The people behind Palo Alto startup Rain Industries, with an earlier prototype drone (left to right): Ephraim Nowak, chief engineer of autonomous systems, Bryan Hatton, chief technical officer, and Maxwell Brodie, CEO (courtesy of Rain Industries) 

“Drones have certainly come into the forefront in the last several years,” said former Menlo Park Fire Protection District director Bart Spencer, who now works for Rain. “It makes sense that you take something that’s on the cutting edge of technology and you’re adding a firefighting skill to that. You’re getting a resource to a place that oftentimes is not reachable or not reachable in a reasonable amount of time.”

But if Rain is to successfully deploy its drones, it will have to surmount several challenges, including “accurately identifying the sheer number of hot spots in a large and fast-expanding fire,” said UC Berkeley forestry expert William Stewart. Piloted helicopters can accurately drop much larger volumes of retardant, said Stewart, who also cited “the airspace challenge of drones interfering with much larger, and much more effective, helicopters” and potential problems with wildfire-related turbulence.

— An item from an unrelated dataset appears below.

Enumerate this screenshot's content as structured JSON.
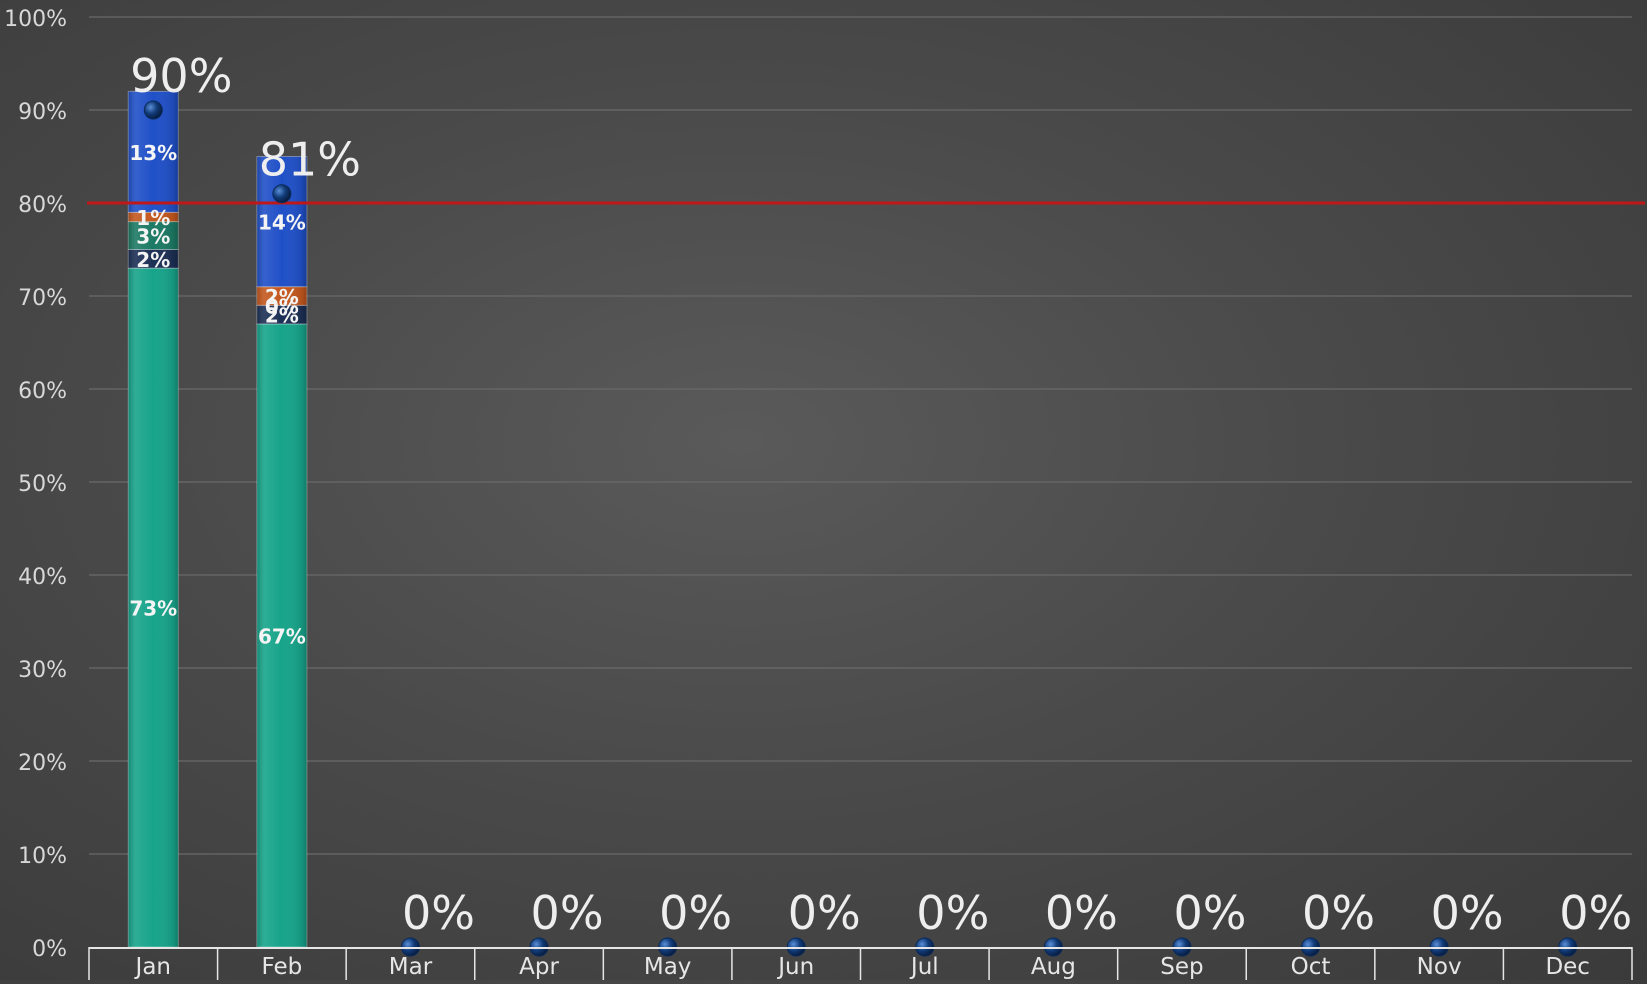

Brodie acknowledged that high winds are a challenge for drones, and said bigger aircraft tend to handle them better. Rain will test the Mark 2 to determine its wind tolerance, he said. “If we need to go larger than that it’s not fundamentally a problem as far as the technology goes,” Brodie said. “With larger vehicles you need fewer vehicles in an area.”

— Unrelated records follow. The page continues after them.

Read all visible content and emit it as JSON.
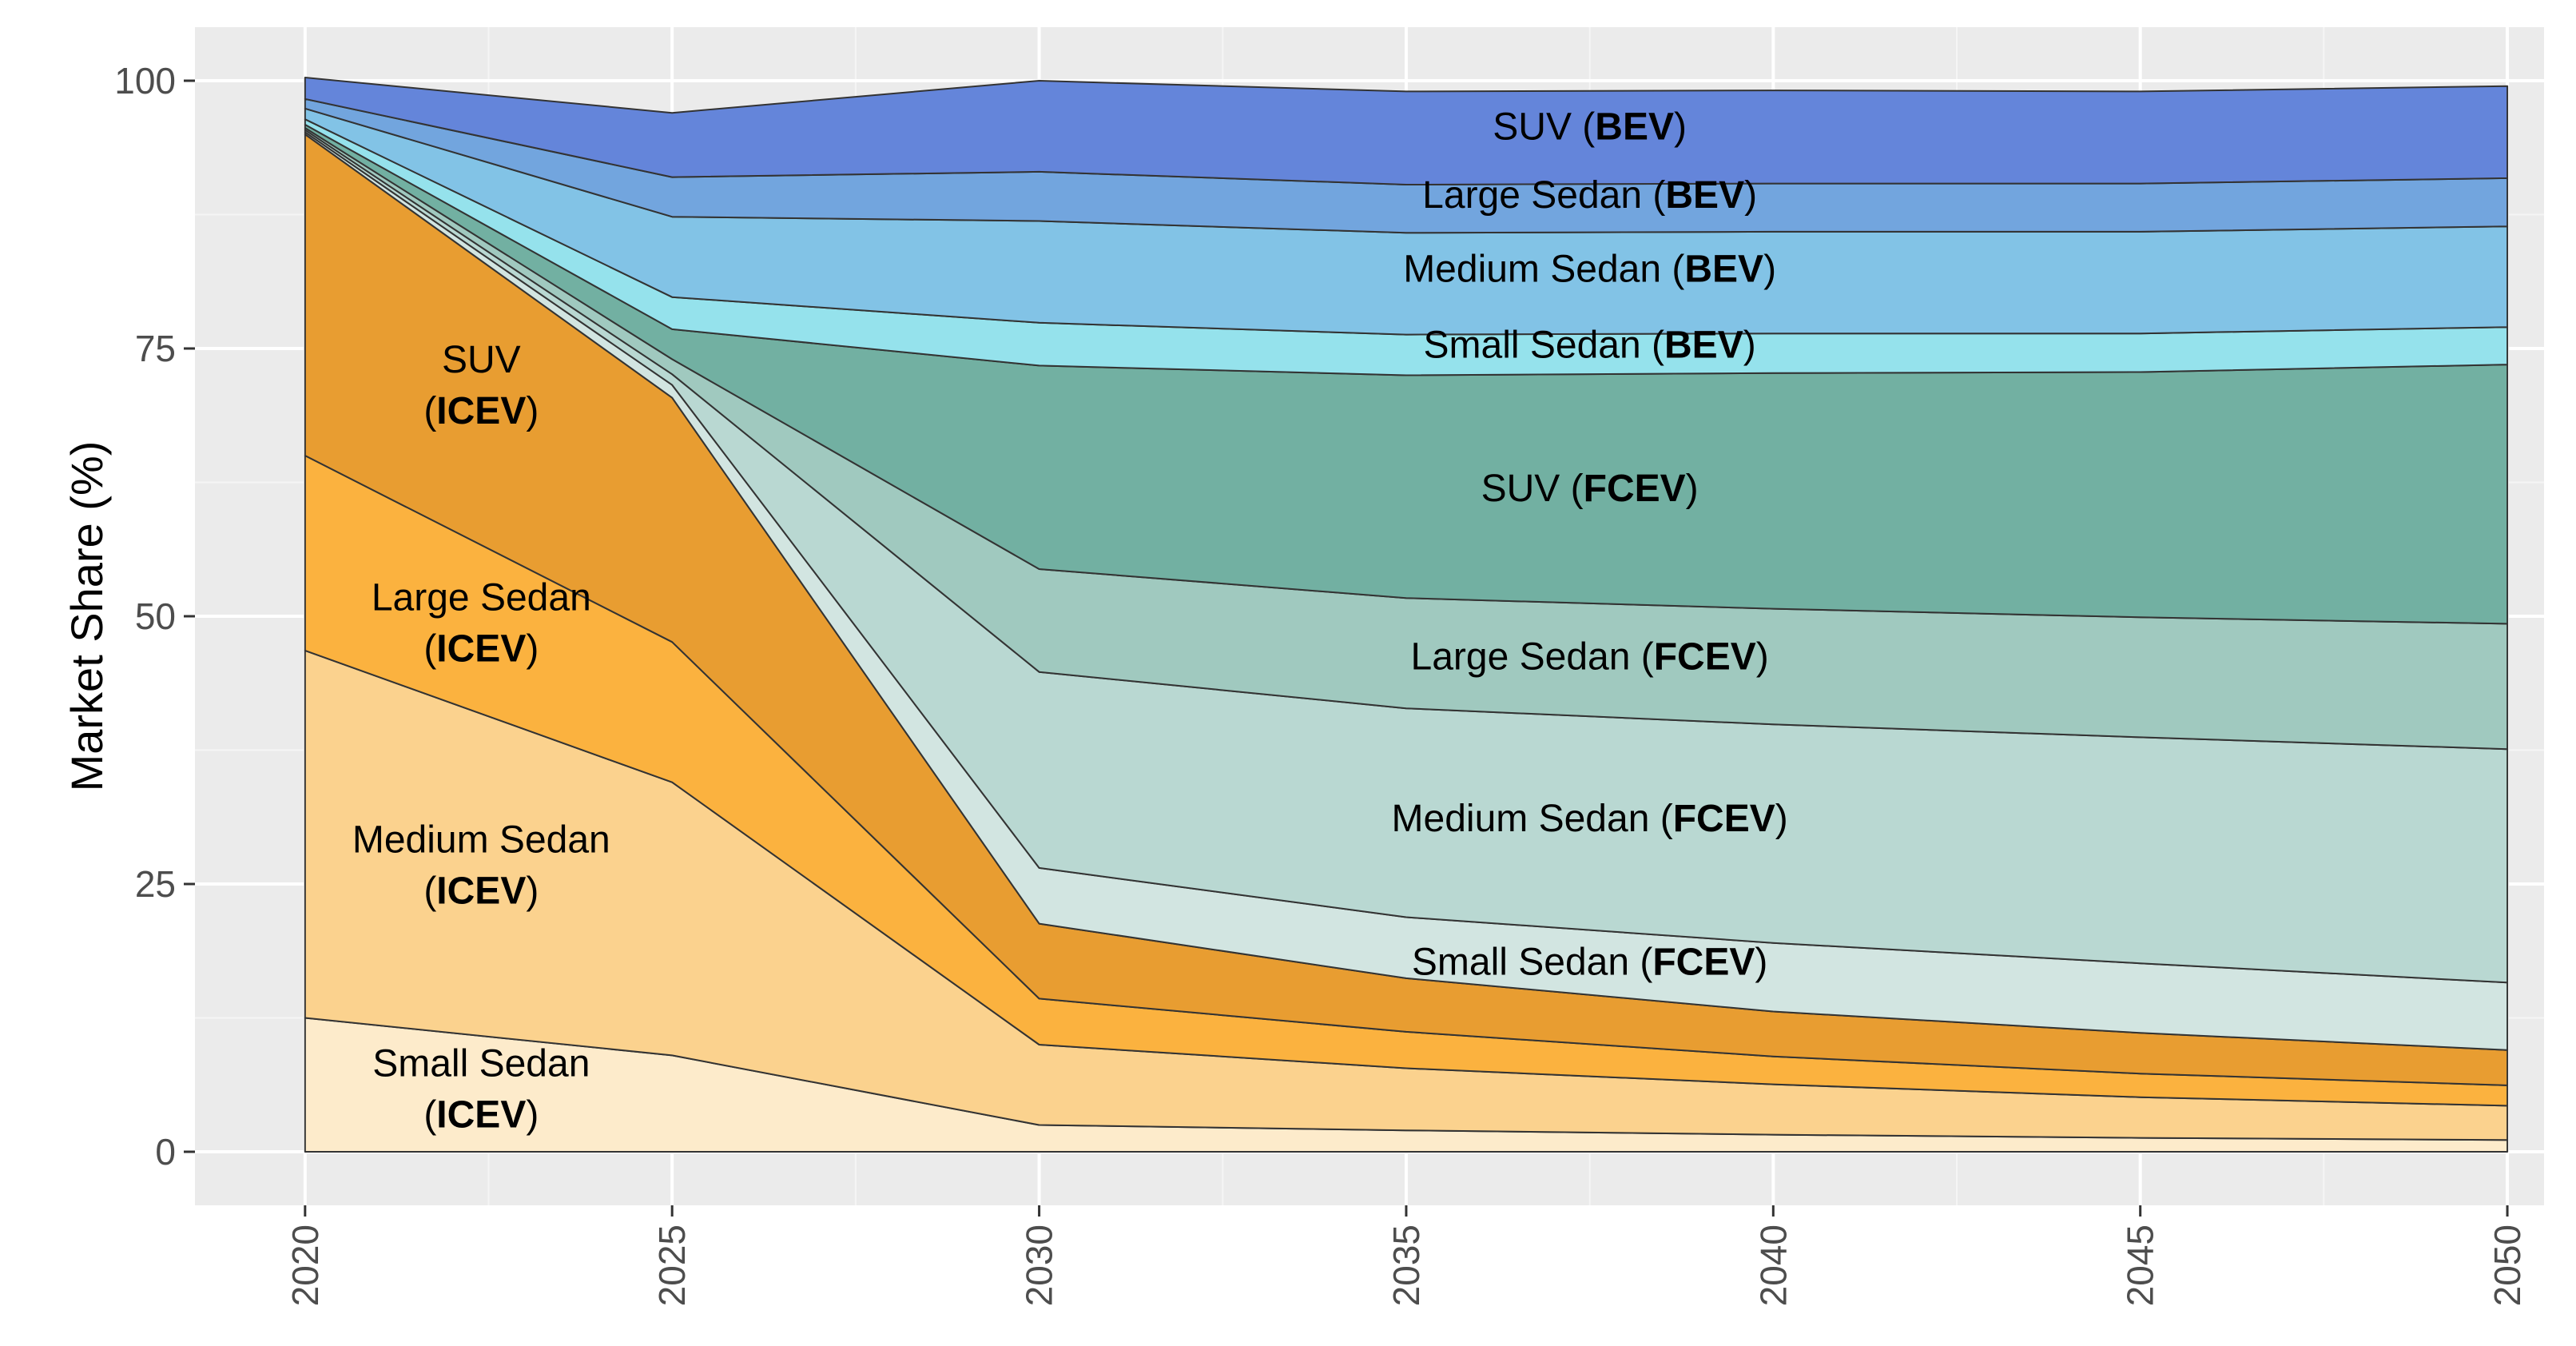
{
  "chart_data": {
    "type": "area",
    "stacked": true,
    "title": "",
    "xlabel": "",
    "ylabel": "Market Share (%)",
    "x": [
      2020,
      2025,
      2030,
      2035,
      2040,
      2045,
      2050
    ],
    "xticks": [
      "2020",
      "2025",
      "2030",
      "2035",
      "2040",
      "2045",
      "2050"
    ],
    "yticks": [
      "0",
      "25",
      "50",
      "75",
      "100"
    ],
    "xlim": [
      2018.5,
      2050.5
    ],
    "ylim": [
      -5,
      105
    ],
    "grid": true,
    "legend": "none (inline labels)",
    "series": [
      {
        "name": "Small Sedan (ICEV)",
        "label_main": "Small Sedan",
        "label_tag": "ICEV",
        "color": "#FDEBCB",
        "values": [
          12.5,
          9.0,
          2.5,
          2.0,
          1.6,
          1.3,
          1.1
        ],
        "label_at": [
          2022.4,
          6.0
        ],
        "label_lines": 2
      },
      {
        "name": "Medium Sedan (ICEV)",
        "label_main": "Medium Sedan",
        "label_tag": "ICEV",
        "color": "#FBD28E",
        "values": [
          34.3,
          25.5,
          7.5,
          5.8,
          4.7,
          3.8,
          3.2
        ],
        "label_at": [
          2022.4,
          26.9
        ],
        "label_lines": 2
      },
      {
        "name": "Large Sedan (ICEV)",
        "label_main": "Large Sedan",
        "label_tag": "ICEV",
        "color": "#FBB23F",
        "values": [
          18.2,
          13.1,
          4.3,
          3.4,
          2.6,
          2.2,
          1.9
        ],
        "label_at": [
          2022.4,
          49.5
        ],
        "label_lines": 2
      },
      {
        "name": "SUV (ICEV)",
        "label_main": "SUV",
        "label_tag": "ICEV",
        "color": "#E89D31",
        "values": [
          30.0,
          22.8,
          7.0,
          5.0,
          4.2,
          3.8,
          3.3
        ],
        "label_at": [
          2022.4,
          71.7
        ],
        "label_lines": 2
      },
      {
        "name": "Small Sedan (FCEV)",
        "label_main": "Small Sedan",
        "label_tag": "FCEV",
        "color": "#D2E5E1",
        "values": [
          0.2,
          1.2,
          5.2,
          5.7,
          6.4,
          6.5,
          6.3
        ],
        "label_at": [
          2037.5,
          17.8
        ],
        "label_lines": 1
      },
      {
        "name": "Medium Sedan (FCEV)",
        "label_main": "Medium Sedan",
        "label_tag": "FCEV",
        "color": "#B9D8D2",
        "values": [
          0.2,
          1.0,
          18.3,
          19.5,
          20.4,
          21.1,
          21.8
        ],
        "label_at": [
          2037.5,
          31.2
        ],
        "label_lines": 1
      },
      {
        "name": "Large Sedan (FCEV)",
        "label_main": "Large Sedan",
        "label_tag": "FCEV",
        "color": "#A0C9BF",
        "values": [
          0.2,
          1.4,
          9.6,
          10.3,
          10.8,
          11.2,
          11.7
        ],
        "label_at": [
          2037.5,
          46.3
        ],
        "label_lines": 1
      },
      {
        "name": "SUV (FCEV)",
        "label_main": "SUV",
        "label_tag": "FCEV",
        "color": "#72B0A2",
        "values": [
          0.3,
          2.8,
          19.0,
          20.8,
          22.0,
          22.9,
          24.2
        ],
        "label_at": [
          2037.5,
          62.0
        ],
        "label_lines": 1
      },
      {
        "name": "Small Sedan (BEV)",
        "label_main": "Small Sedan",
        "label_tag": "BEV",
        "color": "#95E2EC",
        "values": [
          0.5,
          3.0,
          4.0,
          3.8,
          3.7,
          3.6,
          3.5
        ],
        "label_at": [
          2037.5,
          75.4
        ],
        "label_lines": 1
      },
      {
        "name": "Medium Sedan (BEV)",
        "label_main": "Medium Sedan",
        "label_tag": "BEV",
        "color": "#82C3E6",
        "values": [
          1.0,
          7.5,
          9.5,
          9.5,
          9.5,
          9.5,
          9.4
        ],
        "label_at": [
          2037.5,
          82.5
        ],
        "label_lines": 1
      },
      {
        "name": "Large Sedan (BEV)",
        "label_main": "Large Sedan",
        "label_tag": "BEV",
        "color": "#72A5DE",
        "values": [
          0.9,
          3.7,
          4.6,
          4.5,
          4.5,
          4.5,
          4.5
        ],
        "label_at": [
          2037.5,
          89.4
        ],
        "label_lines": 1
      },
      {
        "name": "SUV (BEV)",
        "label_main": "SUV",
        "label_tag": "BEV",
        "color": "#6485DA",
        "values": [
          2.0,
          6.0,
          8.5,
          8.7,
          8.7,
          8.6,
          8.6
        ],
        "label_at": [
          2037.5,
          95.8
        ],
        "label_lines": 1
      }
    ]
  }
}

Brodie pointed out that deploying helicopters in smoky, windy conditions and tight terrain is perilous for pilots. “If you look in places where automation is typically used first, one of the major areas is when things are dangerous,” he said.

Rain has discussed its technology with major California fire departments and Cal Fire, Brodie said. Cal Fire spokeswoman Alisha Herring noted that the agency already uses drones for fire-damage assessment, but hasn’t used them to drop retardant. However, the agency is always looking for emerging technologies that could improve capabilities and safety, she said, adding that Rain’s technology would have to be evaluated and tested by Cal Fire.

PG&E, which received bankruptcy protection in 2019 after being hit with $30 billion in liabilities for damage from wildfires in 2017 and 2018 linked to its equipment, also uses drones to inspect its network, and has helped build the network of fire-spotting cameras that it uses along with satellite imagery to identify fires.

Although a cost estimate for the Rain service isn’t yet available, Dixon fire chief McNeal noted that this year’s fires alone caused billions of dollars in damages and experts believe climate change will continue to bring catastrophic fire seasons. “The cost of the current destruction we’re seeing,” he said, “is going to be ridiculously larger than the cost of this one prong of the possible solution.”